A healthier version of meatballs!
Make and share this Baked Meatballs in Tomato Sauce recipe from Food.com.
- 907.18 g ground turkey
- 236.59 ml brown rice, uncooked
- 118.29 ml celery, finely chopped
- 118.29 ml green pepper, finely chopped
- 236.59 ml red onion, finely chopped
- 36.97 ml parsley, dried
- 3.69 ml kosher salt
- 2.46 ml thyme, dried
- 1.23 ml rosemary, dried
- 4.92 ml black pepper
- 907.18 g campbell's tomato soup, undiluted
- 29.58 ml Worcestershire sauce
- 591.47 ml beef broth, hot
- 793.78 g stewed tomatoes
- Preheat oven to 350 degrees.
- In a large non-stick skillet cook celery, green pepper, and red onion until just beginning to soften. Add mix to a large bowl and stir in the brown rice, parsley, kosher salt, thyme, rosemary and black pepper. Set aside until cool enough to handle. When cool add ground turkey and work together until well combined and form into 16 evenly sized meatballs.

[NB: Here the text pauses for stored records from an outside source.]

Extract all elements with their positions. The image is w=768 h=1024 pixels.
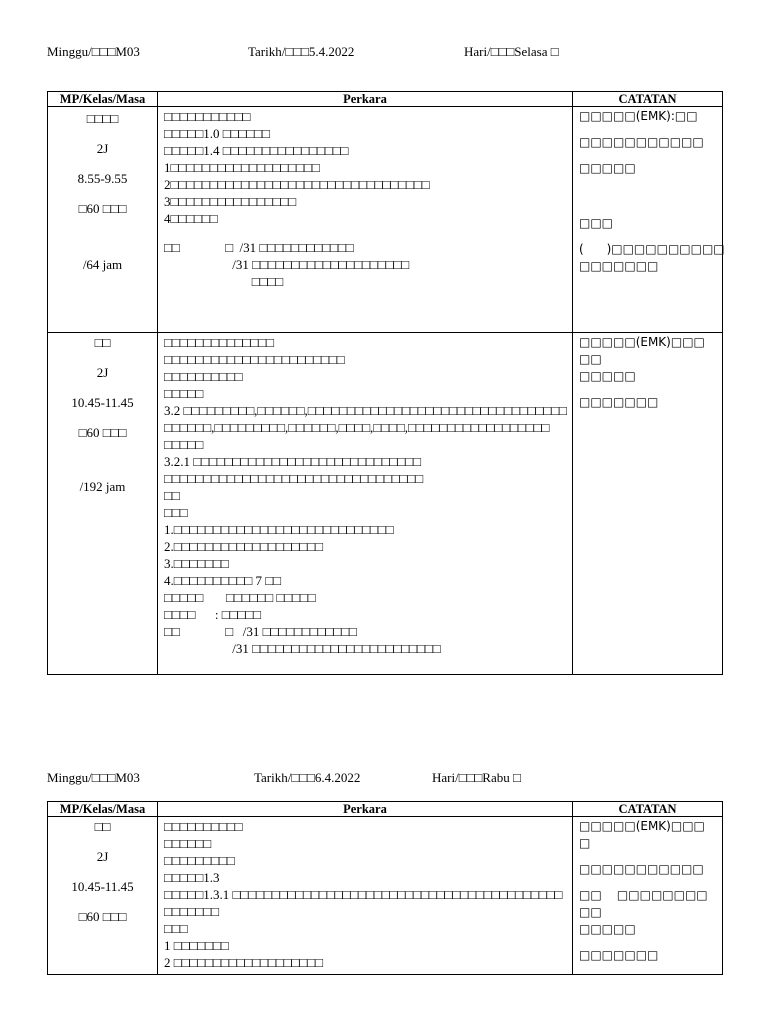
subject-name: □□ xyxy=(94,819,111,834)
perkara-line: 2.□□□□□□□□□□□□□□□□□□□ xyxy=(164,539,323,554)
perkara-line: □□ □ /31 □□□□□□□□□□□□ xyxy=(164,240,354,255)
column-header-perkara: Perkara xyxy=(158,92,573,107)
perkara-line: 1□□□□□□□□□□□□□□□□□□□ xyxy=(164,160,320,175)
catatan-line: □□□□□□□□□□□ xyxy=(579,135,704,149)
column-header-mp: MP/Kelas/Masa xyxy=(48,92,158,107)
perkara-line: □□□□□1.4 □□□□□□□□□□□□□□□□ xyxy=(164,143,349,158)
perkara-line: □□□□□□□□□□□□□□□□□□□□□□□□□□□□□□□□□ xyxy=(164,471,424,486)
time-slot: 10.45-11.45 xyxy=(71,395,134,410)
perkara-line: 1.□□□□□□□□□□□□□□□□□□□□□□□□□□□□ xyxy=(164,522,394,537)
catatan-cell xyxy=(573,107,723,333)
subject-name: □□ xyxy=(94,335,111,350)
perkara-line: □□□□ : □□□□□ xyxy=(164,607,262,622)
week-header-1 xyxy=(47,44,727,60)
perkara-line: □□□□□□ xyxy=(164,836,212,851)
catatan-line: □□□ xyxy=(579,216,614,230)
minggu-label: Minggu/□□□M03 xyxy=(47,44,140,59)
duration: □60 □□□ xyxy=(78,201,127,216)
mp-cell xyxy=(48,107,158,333)
perkara-line: □□□□□ xyxy=(164,386,204,401)
mp-cell xyxy=(48,817,158,975)
perkara-line: 3.□□□□□□□ xyxy=(164,556,229,571)
catatan-line: □□□□□(EMK):□□ xyxy=(579,109,698,123)
perkara-line: /31 □□□□□□□□□□□□□□□□□□□□□□□□ xyxy=(164,641,441,656)
catatan-cell xyxy=(573,817,723,975)
perkara-line: □□□□□□□□□□ xyxy=(164,819,243,834)
catatan-line: □□□□□ xyxy=(579,161,636,175)
catatan-line: □□ □□□□□□□□□□ xyxy=(579,888,708,919)
catatan-line: □□□□□ xyxy=(579,369,636,383)
perkara-line: □□□ xyxy=(164,505,188,520)
perkara-line: □□□□□ □□□□□□ □□□□□ xyxy=(164,590,316,605)
perkara-line: □□□□□1.0 □□□□□□ xyxy=(164,126,270,141)
perkara-line: □□□□□□□□□□□□□□□□□□□□□□□ xyxy=(164,352,345,367)
perkara-line: □□□□□□□□□ xyxy=(164,853,235,868)
perkara-line: 2□□□□□□□□□□□□□□□□□□□□□□□□□□□□□□□□□ xyxy=(164,177,430,192)
perkara-line: 1 □□□□□□□ xyxy=(164,938,229,953)
perkara-line: 3□□□□□□□□□□□□□□□□ xyxy=(164,194,297,209)
catatan-line: ( )□□□□□□□□□□ xyxy=(579,242,725,256)
perkara-line: □□□□□□□ xyxy=(164,904,219,919)
subject-name: □□□□ xyxy=(86,111,119,126)
column-header-catatan: CATATAN xyxy=(573,802,723,817)
perkara-line: /31 □□□□□□□□□□□□□□□□□□□□ xyxy=(164,257,410,272)
class-name: 2J xyxy=(96,141,109,156)
week-header-2 xyxy=(47,770,727,786)
hari-label: Hari/□□□Selasa □ xyxy=(464,44,559,59)
table-header-row xyxy=(48,802,723,817)
perkara-cell xyxy=(158,107,573,333)
perkara-line: □□□□□□□□□□ xyxy=(164,369,243,384)
column-header-catatan: CATATAN xyxy=(573,92,723,107)
perkara-line: □□□ xyxy=(164,921,188,936)
tarikh-label: Tarikh/□□□6.4.2022 xyxy=(254,770,361,785)
perkara-line: □□□□□1.3 xyxy=(164,870,220,885)
table-row xyxy=(48,817,723,975)
lesson-plan-table-2 xyxy=(47,801,723,975)
class-name: 2J xyxy=(96,849,109,864)
perkara-line: □□ xyxy=(164,488,180,503)
total-hours: /64 jam xyxy=(82,257,123,272)
perkara-line: 3.2.1 □□□□□□□□□□□□□□□□□□□□□□□□□□□□□ xyxy=(164,454,421,469)
perkara-line: □□ □ /31 □□□□□□□□□□□□ xyxy=(164,624,357,639)
catatan-line: □□□□□ xyxy=(579,922,636,936)
catatan-line: □□□□□□□ xyxy=(579,948,659,962)
catatan-line: □□□□□□□□□□□ xyxy=(579,862,704,876)
duration: □60 □□□ xyxy=(78,425,127,440)
catatan-line: □□□□□□□ xyxy=(579,259,659,273)
time-slot: 10.45-11.45 xyxy=(71,879,134,894)
column-header-mp: MP/Kelas/Masa xyxy=(48,802,158,817)
perkara-line: □□□□□ xyxy=(164,437,204,452)
column-header-perkara: Perkara xyxy=(158,802,573,817)
perkara-cell xyxy=(158,817,573,975)
perkara-line: □□□□□□□□□□□□□□ xyxy=(164,335,274,350)
total-hours: /192 jam xyxy=(79,479,126,494)
duration: □60 □□□ xyxy=(78,909,127,924)
perkara-line: □□□□ xyxy=(164,274,284,289)
mp-cell xyxy=(48,333,158,675)
minggu-label: Minggu/□□□M03 xyxy=(47,770,140,785)
time-slot: 8.55-9.55 xyxy=(77,171,128,186)
catatan-line: □□□□□(EMK)□□□□□ xyxy=(579,335,705,366)
perkara-line: 4.□□□□□□□□□□ 7 □□ xyxy=(164,573,281,588)
class-name: 2J xyxy=(96,365,109,380)
catatan-line: □□□□□(EMK)□□□□ xyxy=(579,819,705,850)
catatan-line: □□□□□□□ xyxy=(579,395,659,409)
table-row xyxy=(48,333,723,675)
perkara-line: 4□□□□□□ xyxy=(164,211,218,226)
perkara-line xyxy=(164,227,567,239)
perkara-line: 3.2 □□□□□□□□□,□□□□□□,□□□□□□□□□□□□□□□□□□□□□□□□□□□□□□□□□□□□□□□,□□□□□□□□□,□□□□□□,□□□□,□□□□,□□□□□□□□□□□□□□□□□□ xyxy=(164,403,567,435)
catatan-cell xyxy=(573,333,723,675)
tarikh-label: Tarikh/□□□5.4.2022 xyxy=(248,44,355,59)
perkara-line: □□□□□1.3.1 □□□□□□□□□□□□□□□□□□□□□□□□□□□□□□□□□□□□□□□□□□ xyxy=(164,887,563,902)
perkara-line: □□□□□□□□□□□ xyxy=(164,109,251,124)
hari-label: Hari/□□□Rabu □ xyxy=(432,770,521,785)
perkara-cell xyxy=(158,333,573,675)
lesson-plan-table-1 xyxy=(47,91,723,675)
table-row xyxy=(48,107,723,333)
table-header-row xyxy=(48,92,723,107)
perkara-line: 2 □□□□□□□□□□□□□□□□□□□ xyxy=(164,955,323,970)
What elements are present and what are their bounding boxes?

- Grease or use cooking spray on large casserole dish and place meatballs gently. In a large bowl add the undiluted tomato soup, worcestershire sauce, hot beef broth, stewed tomatoes and stir well. Pour mixture over meatballs and cover with lid or aluminum foil. Bake for approximately 2 hours and turn meatballs twice during cooking.